As economic outlooks dim, expectations for most metals prices are falling too, and Fitch Ratings is lowering its price assumptions for an array of mining products.
In a new report, the rating agency cut its short-term price assumptions for copper, aluminium, nickel, zinc and iron, citing the prospect of deteriorating demand as economic growth slows, and the fact that prices have already pulled back.
At the same time, the effects of Europe’s energy crisis prompted Fitch to raise its price expectations for thermal coal, pointing to increased demand in Europe for coal-powered energy, as gas supplies dwindle, and strong demand in China.

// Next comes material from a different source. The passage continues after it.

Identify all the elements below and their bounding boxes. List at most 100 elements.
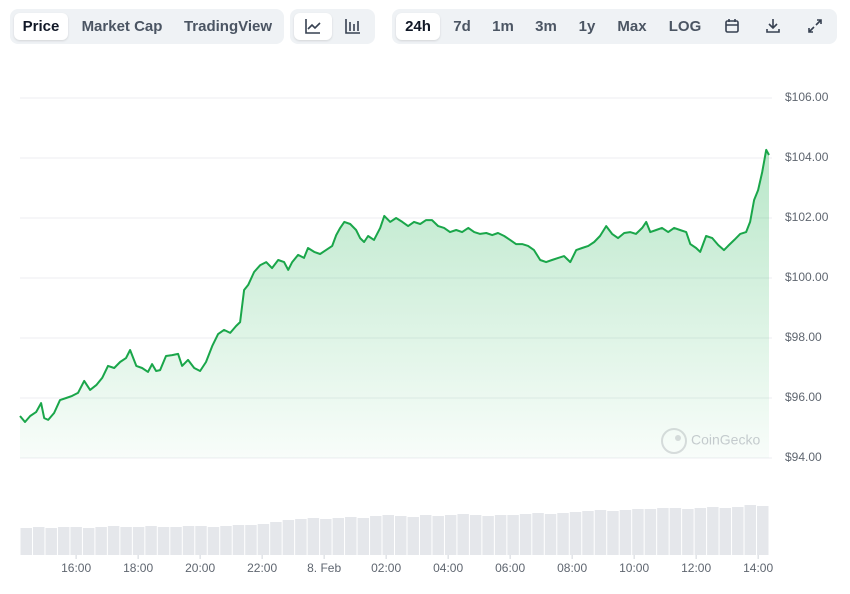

While the rating agency sees lower prices for many metals, its price assumptions for gold remain unchanged, “reflecting the metal’s ‘safe haven’ investment status amid high geopolitical instability and inflationary pressures.”
In the longer term, Fitch said it expects gold prices to moderate “once geopolitical risks abate and as the interest-rate hiking cycle continues.”
Similarly, short-term issues aside, the rating agency’s medium- and long-term price assumptions for many of the base metals remain unchanged.
For example, the report said increased demand for electric vehicles over the longer term should support nickel prices.
Similarly, copper’s prospects “remain solid” in the medium term, it said, “due to the energy transition accounting for 50% of growth in global copper demand anticipated over the next five years.”